A pesar de estas diferencias irresolubles, sostengo que tanto la crítica cultural en América Latina tal cual es practicada por Richard, centrada en la recuperación de “la especificidad de lo estético-literario” (Residuos 150), como cierta línea de estudios culturales latinoamericanos a la cual adhiero, podrían ser prácticas compatibles y complementarias, hasta diría, mutuamente necesarias, en tanto sus diferencias, en constante “diálogo, resistencia y cuestionamiento”, pueden seguir detectando nuevas ambigüedades, paradojas y aporías a través de las cuales rearticular nuevas búsquedas. Ambas prácticas, constituyéndose una metacríticamente en el lado oscuro de la otra, encontrarían una localización específica en lo reprimido que retorna en el momento de enunciación de sus propios discursos; es decir, la crítica cultural se localizaría en los límites de los estudios culturales para constituirse en “crítica de la crítica” y viceversa. De esa manera, ambas prácticas, puestas en diálogo, podrían hacerse “cargo de la disputa de fuerzas entre lo ideológico, lo crítico, lo estético” (Residuos 151), según Richard lo que constituye la especificidad de la crítica cultural; y lo cultural, lo político y lo social, según mi opinión lo que caracteriza a los estudios culturales.
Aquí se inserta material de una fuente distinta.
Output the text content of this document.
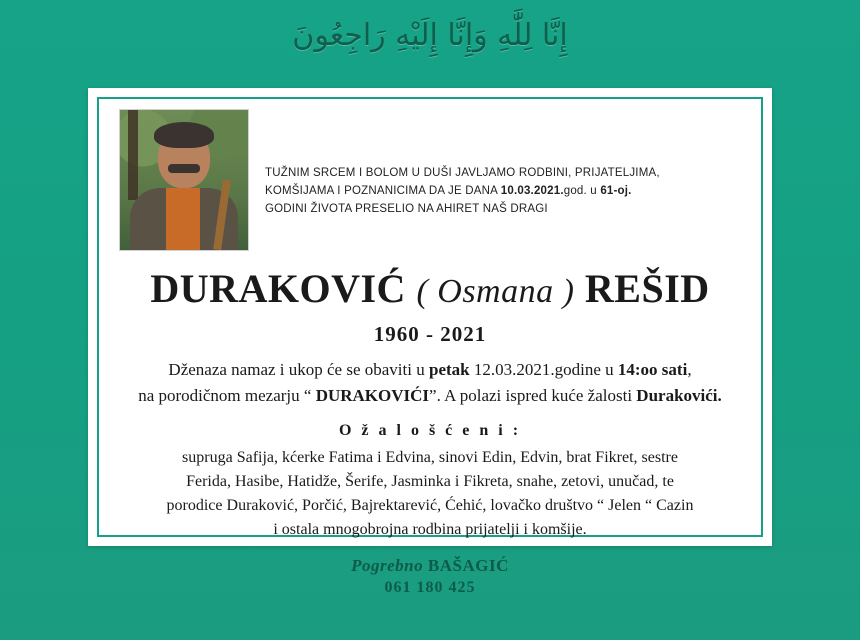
إِنَّا لِلَّٰهِ وَإِنَّا إِلَيْهِ رَاجِعُونَ
TUŽNIM SRCEM I BOLOM U DUŠI JAVLJAMO RODBINI, PRIJATELJIMA,
KOMŠIJAMA I POZNANICIMA DA JE DANA 10.03.2021.god. u 61-oj.
GODINI ŽIVOTA PRESELIO NA AHIRET NAŠ DRAGI
DURAKOVIĆ ( Osmana ) REŠID
1960 - 2021
Dženaza namaz i ukop će se obaviti u petak 12.03.2021.godine u 14:oo sati,
na porodičnom mezarju “ DURAKOVIĆI”. A polazi ispred kuće žalosti Durakovići.
O ž a l o š ć e n i :
supruga Safija, kćerke Fatima i Edvina, sinovi Edin, Edvin, brat Fikret, sestre
Ferida, Hasibe, Hatidže, Šerife, Jasminka i Fikreta, snahe, zetovi, unučad, te
porodice Duraković, Porčić, Bajrektarević, Ćehić, lovačko društvo “ Jelen “ Cazin
i ostala mnogobrojna rodbina prijatelji i komšije.
Pogrebno BAŠAGIĆ
061 180 425
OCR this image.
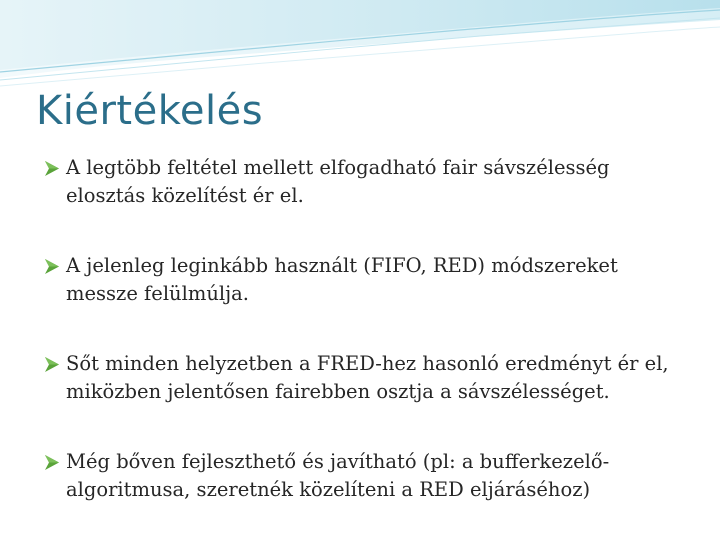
Kiértékelés
A legtöbb feltétel mellett elfogadható fair sávszélesség elosztás közelítést ér el.
A jelenleg leginkább használt (FIFO, RED) módszereket messze felülmúlja.
Sőt minden helyzetben a FRED-hez hasonló eredményt ér el, miközben jelentősen fairebben osztja a sávszélességet.
Még bőven fejleszthető és javítható (pl: a bufferkezelő-algoritmusa, szeretnék közelíteni a RED eljáráséhoz)
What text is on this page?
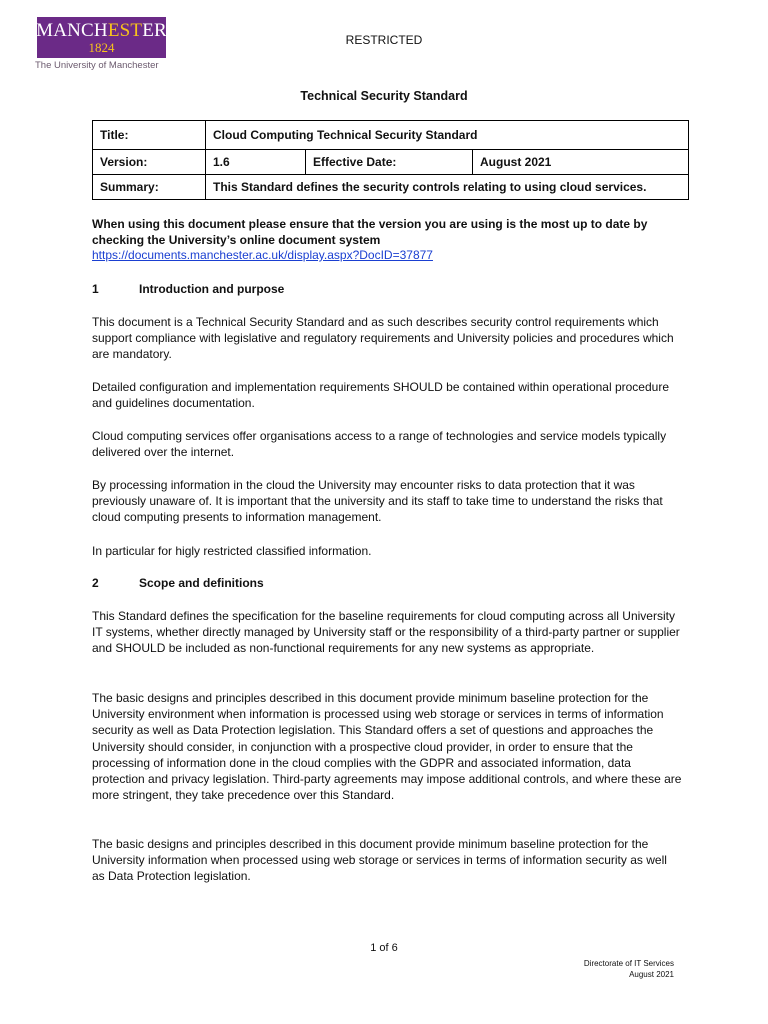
MANCHESTER
1824
The University of Manchester
RESTRICTED
Technical Security Standard
Title:	Cloud Computing Technical Security Standard		
Version:	1.6	Effective Date:	August 2021
Summary:	This Standard defines the security controls relating to using cloud services.		
When using this document please ensure that the version you are using is the most up to date by checking the University’s online document system
https://documents.manchester.ac.uk/display.aspx?DocID=37877
1	Introduction and purpose

This document is a Technical Security Standard and as such describes security control requirements which support compliance with legislative and regulatory requirements and University policies and procedures which are mandatory.

Detailed configuration and implementation requirements SHOULD be contained within operational procedure and guidelines documentation.

Cloud computing services offer organisations access to a range of technologies and service models typically delivered over the internet.

By processing information in the cloud the University may encounter risks to data protection that it was previously unaware of. It is important that the university and its staff to take time to understand the risks that cloud computing presents to information management.

In particular for higly restricted classified information.

2	Scope and definitions

This Standard defines the specification for the baseline requirements for cloud computing across all University IT systems, whether directly managed by University staff or the responsibility of a third-party partner or supplier and SHOULD be included as non-functional requirements for any new systems as appropriate.

The basic designs and principles described in this document provide minimum baseline protection for the University environment when information is processed using web storage or services in terms of information security as well as Data Protection legislation. This Standard offers a set of questions and approaches the University should consider, in conjunction with a prospective cloud provider, in order to ensure that the processing of information done in the cloud complies with the GDPR and associated information, data protection and privacy legislation. Third-party agreements may impose additional controls, and where these are more stringent, they take precedence over this Standard.

The basic designs and principles described in this document provide minimum baseline protection for the University information when processed using web storage or services in terms of information security as well as Data Protection legislation.

1 of 6
Directorate of IT Services
August 2021
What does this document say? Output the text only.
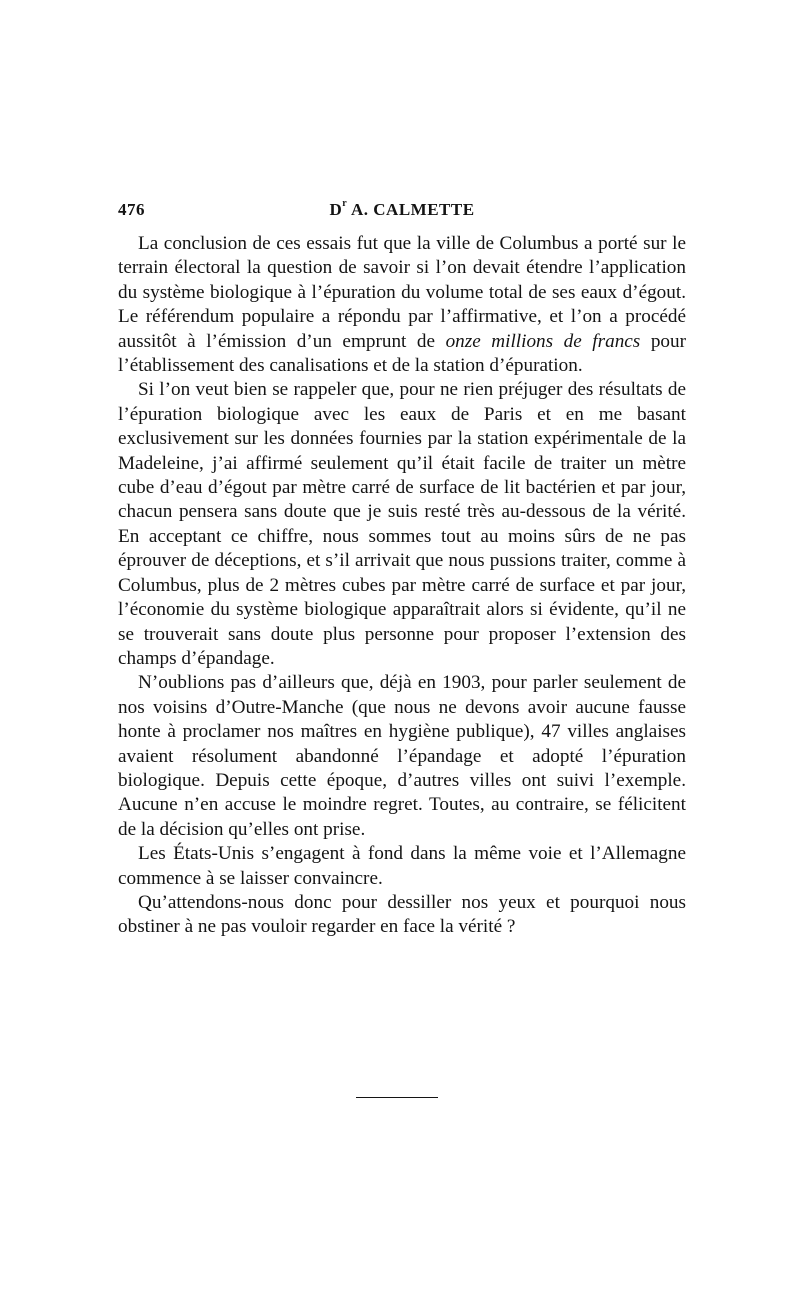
476	$D^r$ A. CALMETTE

La conclusion de ces essais fut que la ville de Columbus a porté sur le terrain électoral la question de savoir si l’on devait étendre l’application du système biologique à l’épuration du volume total de ses eaux d’égout. Le référendum populaire a répondu par l’affirmative, et l’on a procédé aussitôt à l’émission d’un emprunt de onze millions de francs pour l’établissement des canalisations et de la station d’épuration.

Si l’on veut bien se rappeler que, pour ne rien préjuger des résultats de l’épuration biologique avec les eaux de Paris et en me basant exclusivement sur les données fournies par la station expérimentale de la Madeleine, j’ai affirmé seulement qu’il était facile de traiter un mètre cube d’eau d’égout par mètre carré de surface de lit bactérien et par jour, chacun pensera sans doute que je suis resté très au-dessous de la vérité. En acceptant ce chiffre, nous sommes tout au moins sûrs de ne pas éprouver de déceptions, et s’il arrivait que nous pussions traiter, comme à Columbus, plus de 2 mètres cubes par mètre carré de surface et par jour, l’économie du système biologique apparaîtrait alors si évidente, qu’il ne se trouverait sans doute plus personne pour proposer l’extension des champs d’épandage.

N’oublions pas d’ailleurs que, déjà en 1903, pour parler seulement de nos voisins d’Outre-Manche (que nous ne devons avoir aucune fausse honte à proclamer nos maîtres en hygiène publique), 47 villes anglaises avaient résolument abandonné l’épandage et adopté l’épuration biologique. Depuis cette époque, d’autres villes ont suivi l’exemple. Aucune n’en accuse le moindre regret. Toutes, au contraire, se félicitent de la décision qu’elles ont prise.

Les États-Unis s’engagent à fond dans la même voie et l’Allemagne commence à se laisser convaincre.

Qu’attendons-nous donc pour dessiller nos yeux et pourquoi nous obstiner à ne pas vouloir regarder en face la vérité ?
Como señala Richard en Residuos y metáforas, tanto la crítica cultural como los estudios culturales surgen como prácticas (y/o proyectos) de búsqueda o, más bien, como búsquedas de (prácticas y/o) proyectos; es decir, en todo momento se tratará de evitar que se constituyan en “programas que designen modelos a aplicar supuestamente dotados de una homogeneidad de formas y contenidos” (142). En este sentido, la “vigilancia crítica” -propuesta derrideana- se debería duplicar, puesto que, por un lado, se trataría de evitar la “funcionalización” de estos discursos en aparatos o formaciones de poder; mientras que, por otro lado, se enfatizaría el esfuerzo en mantener siempre el análisis de la cultura en términos de procesos inconclusos, sin reificarla ni fetichizarla como un objeto de estudio cerrado y/o estático. Ambas búsquedas comparten un mismo momento inicial que les da origen: surgen como “gestos destinados a modificar las reglas de configuración del saber tradicional” (Residuos 141) o como “miradas críticas”, “transversales”, ante la reorganización social (construcción de nuevas identidades) de determinadas desarticulaciones (básicamente, la dispersión del sujeto racional moderno en subjetividades múltiples y heterogéneas).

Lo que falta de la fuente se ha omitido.